Six months before the incident, Love's husband died of sickle cell anemia, leaving Love financially strapped and solely responsible for the care of their three young daughters. On the day of the shooting, Love had an altercation with a service person from the Southern California Gas company sent to her house to collect an overdue utility bill. After going to the store to cash a check to pay the bill, Love returned home to find additional personnel from the gas company, who had called the police on her. Further upset by the new utility workers, Love went into her house and came out with a knife. When police arrived, Love threatened the officers with a boning knife.
In response, the two officers Edward M. Hopson and Lloyd W. O'Callaghan fired twelve shots into Love at close range, killing her instantly.
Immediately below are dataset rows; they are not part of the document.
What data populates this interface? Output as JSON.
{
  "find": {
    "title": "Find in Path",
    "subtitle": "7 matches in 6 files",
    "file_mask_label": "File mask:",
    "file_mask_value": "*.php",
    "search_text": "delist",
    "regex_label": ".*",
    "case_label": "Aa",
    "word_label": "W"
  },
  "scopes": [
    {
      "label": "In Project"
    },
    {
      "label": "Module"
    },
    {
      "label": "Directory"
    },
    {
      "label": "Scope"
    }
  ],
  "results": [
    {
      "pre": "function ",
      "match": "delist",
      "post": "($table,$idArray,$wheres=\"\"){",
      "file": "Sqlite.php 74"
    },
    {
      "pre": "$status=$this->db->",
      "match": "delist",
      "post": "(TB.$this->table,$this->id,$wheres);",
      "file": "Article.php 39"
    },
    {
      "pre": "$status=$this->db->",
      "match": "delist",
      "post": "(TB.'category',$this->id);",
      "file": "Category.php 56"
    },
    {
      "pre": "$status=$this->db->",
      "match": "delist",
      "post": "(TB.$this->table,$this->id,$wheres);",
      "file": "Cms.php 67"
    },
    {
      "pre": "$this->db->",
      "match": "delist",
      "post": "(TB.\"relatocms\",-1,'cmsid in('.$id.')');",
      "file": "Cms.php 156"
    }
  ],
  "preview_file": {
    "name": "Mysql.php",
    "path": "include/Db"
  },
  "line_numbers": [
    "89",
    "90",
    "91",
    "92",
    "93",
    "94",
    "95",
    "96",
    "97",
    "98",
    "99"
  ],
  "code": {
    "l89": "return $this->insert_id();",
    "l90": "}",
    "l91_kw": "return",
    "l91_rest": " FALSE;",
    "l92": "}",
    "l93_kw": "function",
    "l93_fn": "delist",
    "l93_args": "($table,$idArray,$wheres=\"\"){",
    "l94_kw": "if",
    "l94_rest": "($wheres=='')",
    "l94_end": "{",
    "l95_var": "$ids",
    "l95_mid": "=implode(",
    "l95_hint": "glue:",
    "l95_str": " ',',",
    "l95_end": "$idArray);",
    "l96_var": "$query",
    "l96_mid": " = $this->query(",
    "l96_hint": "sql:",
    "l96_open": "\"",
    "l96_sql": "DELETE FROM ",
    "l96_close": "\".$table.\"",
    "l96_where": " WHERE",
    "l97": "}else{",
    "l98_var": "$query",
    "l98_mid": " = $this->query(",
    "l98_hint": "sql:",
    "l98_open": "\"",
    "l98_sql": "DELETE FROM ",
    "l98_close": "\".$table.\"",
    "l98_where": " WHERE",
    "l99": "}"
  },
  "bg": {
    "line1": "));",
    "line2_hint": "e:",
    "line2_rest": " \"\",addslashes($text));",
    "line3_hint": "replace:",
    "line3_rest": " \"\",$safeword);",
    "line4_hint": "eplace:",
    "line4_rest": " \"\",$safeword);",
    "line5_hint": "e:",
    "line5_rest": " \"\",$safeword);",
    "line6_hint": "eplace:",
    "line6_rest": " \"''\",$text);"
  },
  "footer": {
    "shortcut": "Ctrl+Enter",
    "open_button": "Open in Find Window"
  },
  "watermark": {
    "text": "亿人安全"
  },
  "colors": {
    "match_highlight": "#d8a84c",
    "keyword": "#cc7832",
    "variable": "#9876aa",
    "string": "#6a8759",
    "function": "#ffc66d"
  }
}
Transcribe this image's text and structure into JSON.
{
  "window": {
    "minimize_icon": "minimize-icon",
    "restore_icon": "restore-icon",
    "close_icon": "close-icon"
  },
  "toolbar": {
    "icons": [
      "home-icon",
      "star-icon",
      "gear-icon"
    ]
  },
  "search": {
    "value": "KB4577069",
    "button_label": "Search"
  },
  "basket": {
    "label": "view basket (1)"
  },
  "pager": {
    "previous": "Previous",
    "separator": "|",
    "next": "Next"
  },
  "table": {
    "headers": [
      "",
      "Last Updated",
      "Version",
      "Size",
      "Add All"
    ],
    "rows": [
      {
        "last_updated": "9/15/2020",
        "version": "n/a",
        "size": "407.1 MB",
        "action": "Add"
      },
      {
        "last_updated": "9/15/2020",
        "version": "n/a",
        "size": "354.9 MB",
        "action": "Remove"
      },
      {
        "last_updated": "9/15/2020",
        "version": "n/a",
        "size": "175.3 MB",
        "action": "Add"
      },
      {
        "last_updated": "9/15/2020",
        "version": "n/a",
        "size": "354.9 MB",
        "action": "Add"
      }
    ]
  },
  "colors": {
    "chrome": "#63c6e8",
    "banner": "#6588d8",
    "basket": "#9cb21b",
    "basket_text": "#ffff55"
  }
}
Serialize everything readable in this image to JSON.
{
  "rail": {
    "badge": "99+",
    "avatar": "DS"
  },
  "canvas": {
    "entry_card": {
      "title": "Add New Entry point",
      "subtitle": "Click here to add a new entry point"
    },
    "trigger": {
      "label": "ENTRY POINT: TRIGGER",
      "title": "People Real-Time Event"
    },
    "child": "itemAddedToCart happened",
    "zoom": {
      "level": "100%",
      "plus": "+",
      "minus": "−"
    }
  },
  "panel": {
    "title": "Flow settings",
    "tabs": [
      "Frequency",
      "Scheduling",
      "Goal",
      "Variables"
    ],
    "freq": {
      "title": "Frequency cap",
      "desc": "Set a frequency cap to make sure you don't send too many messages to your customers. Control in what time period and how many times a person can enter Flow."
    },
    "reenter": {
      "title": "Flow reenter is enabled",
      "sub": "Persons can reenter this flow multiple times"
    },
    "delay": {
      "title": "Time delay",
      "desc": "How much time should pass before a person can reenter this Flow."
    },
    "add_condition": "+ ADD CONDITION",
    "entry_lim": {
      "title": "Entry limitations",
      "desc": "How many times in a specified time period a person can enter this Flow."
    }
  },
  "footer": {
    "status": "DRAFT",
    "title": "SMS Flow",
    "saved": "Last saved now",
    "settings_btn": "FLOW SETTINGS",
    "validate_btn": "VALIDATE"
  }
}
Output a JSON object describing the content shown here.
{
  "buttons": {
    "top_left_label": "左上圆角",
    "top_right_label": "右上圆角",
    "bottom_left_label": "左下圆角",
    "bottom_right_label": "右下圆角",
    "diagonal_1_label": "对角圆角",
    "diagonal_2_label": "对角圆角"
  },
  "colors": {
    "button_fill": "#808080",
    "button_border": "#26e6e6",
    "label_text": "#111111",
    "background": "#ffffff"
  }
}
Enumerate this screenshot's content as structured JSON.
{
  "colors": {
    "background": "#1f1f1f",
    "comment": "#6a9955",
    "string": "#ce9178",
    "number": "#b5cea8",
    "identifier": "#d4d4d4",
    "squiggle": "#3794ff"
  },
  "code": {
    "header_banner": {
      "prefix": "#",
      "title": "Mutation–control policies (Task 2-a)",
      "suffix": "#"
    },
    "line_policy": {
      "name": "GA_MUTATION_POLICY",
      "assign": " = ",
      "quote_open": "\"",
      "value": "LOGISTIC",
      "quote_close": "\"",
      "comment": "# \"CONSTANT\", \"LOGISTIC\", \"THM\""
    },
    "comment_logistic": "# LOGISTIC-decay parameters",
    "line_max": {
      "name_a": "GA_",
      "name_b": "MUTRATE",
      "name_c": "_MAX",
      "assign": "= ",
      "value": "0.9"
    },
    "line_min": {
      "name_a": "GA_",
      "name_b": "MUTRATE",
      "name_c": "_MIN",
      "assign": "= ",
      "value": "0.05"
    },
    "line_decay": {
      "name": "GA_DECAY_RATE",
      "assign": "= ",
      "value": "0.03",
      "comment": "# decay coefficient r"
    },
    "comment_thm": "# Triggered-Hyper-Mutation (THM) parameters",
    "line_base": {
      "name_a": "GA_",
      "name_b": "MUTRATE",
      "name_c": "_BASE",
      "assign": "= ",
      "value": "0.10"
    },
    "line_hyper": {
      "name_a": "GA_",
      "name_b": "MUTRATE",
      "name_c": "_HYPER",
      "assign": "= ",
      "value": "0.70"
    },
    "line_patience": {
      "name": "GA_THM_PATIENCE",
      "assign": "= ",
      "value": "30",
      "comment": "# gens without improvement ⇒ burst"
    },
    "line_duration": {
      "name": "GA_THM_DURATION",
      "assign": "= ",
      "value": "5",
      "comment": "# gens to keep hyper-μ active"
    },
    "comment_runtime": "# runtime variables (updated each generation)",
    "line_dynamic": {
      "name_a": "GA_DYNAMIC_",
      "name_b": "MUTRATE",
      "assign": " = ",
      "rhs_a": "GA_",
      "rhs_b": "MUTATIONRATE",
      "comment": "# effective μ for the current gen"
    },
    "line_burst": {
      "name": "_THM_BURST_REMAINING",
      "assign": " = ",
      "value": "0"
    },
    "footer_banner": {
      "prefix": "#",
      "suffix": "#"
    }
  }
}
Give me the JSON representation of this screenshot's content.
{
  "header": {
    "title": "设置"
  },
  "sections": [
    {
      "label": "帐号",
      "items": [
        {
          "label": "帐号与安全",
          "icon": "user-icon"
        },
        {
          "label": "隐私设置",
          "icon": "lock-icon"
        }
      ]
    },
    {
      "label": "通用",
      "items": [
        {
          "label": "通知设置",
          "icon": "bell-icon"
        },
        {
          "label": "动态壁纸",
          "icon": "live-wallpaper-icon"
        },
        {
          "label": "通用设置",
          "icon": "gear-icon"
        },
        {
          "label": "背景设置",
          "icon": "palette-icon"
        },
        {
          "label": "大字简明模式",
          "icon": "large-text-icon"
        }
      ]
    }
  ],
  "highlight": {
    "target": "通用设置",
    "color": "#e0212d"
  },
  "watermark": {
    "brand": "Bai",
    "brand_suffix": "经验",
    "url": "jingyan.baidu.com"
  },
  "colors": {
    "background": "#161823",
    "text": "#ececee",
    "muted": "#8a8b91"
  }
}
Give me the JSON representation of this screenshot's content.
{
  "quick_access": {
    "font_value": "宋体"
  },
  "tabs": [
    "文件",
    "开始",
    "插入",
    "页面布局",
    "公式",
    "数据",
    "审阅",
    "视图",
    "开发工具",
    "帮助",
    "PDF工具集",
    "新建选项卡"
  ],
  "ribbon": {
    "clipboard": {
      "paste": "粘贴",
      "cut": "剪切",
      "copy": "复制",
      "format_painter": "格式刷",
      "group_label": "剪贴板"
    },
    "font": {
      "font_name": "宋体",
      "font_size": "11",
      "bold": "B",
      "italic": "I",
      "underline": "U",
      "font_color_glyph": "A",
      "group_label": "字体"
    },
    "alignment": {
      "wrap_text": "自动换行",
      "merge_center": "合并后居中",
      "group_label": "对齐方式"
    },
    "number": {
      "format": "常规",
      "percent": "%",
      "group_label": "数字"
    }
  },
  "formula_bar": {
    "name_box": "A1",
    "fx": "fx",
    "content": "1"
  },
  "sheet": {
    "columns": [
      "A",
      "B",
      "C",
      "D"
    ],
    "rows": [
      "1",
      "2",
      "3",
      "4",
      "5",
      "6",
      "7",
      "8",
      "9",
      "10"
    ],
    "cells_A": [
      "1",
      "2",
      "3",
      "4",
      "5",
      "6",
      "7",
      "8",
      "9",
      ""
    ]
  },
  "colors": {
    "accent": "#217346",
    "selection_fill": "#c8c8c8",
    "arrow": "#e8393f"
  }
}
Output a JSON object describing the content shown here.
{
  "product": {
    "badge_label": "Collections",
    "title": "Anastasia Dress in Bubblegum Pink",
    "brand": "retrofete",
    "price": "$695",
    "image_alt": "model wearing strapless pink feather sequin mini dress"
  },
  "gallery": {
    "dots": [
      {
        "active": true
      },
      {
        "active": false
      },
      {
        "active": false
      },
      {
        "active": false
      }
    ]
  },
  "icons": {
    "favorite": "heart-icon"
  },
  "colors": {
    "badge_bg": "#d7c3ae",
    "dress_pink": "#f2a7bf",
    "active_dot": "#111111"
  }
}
The officers alleged that they shot her in self-defense.
The killing generated widespread coverage in the local news media and sparked public outrage, which led the Los Angeles Police Commission to conduct its own investigation of the shooting. Black Angelenos' confidence in the LAPD declined precipitously in 1979 due in part to this case, according to Allen John Scott's book The City: Los Angeles and Urban Theory at the End of the Twentieth Century. The report led to "significant reforms in the Department's procedures on use of force."
The academic journal Crime and Social Justice later reprinted the Police Commission's report on the circumstances of the shooting. Journal editors expressed the opinion that "her killing is a crime against humanity." Journalist Joe Domanick (author of two books on the department) described Love's shooting as emblematic of the "bad old days" of the Los Angeles Police Department.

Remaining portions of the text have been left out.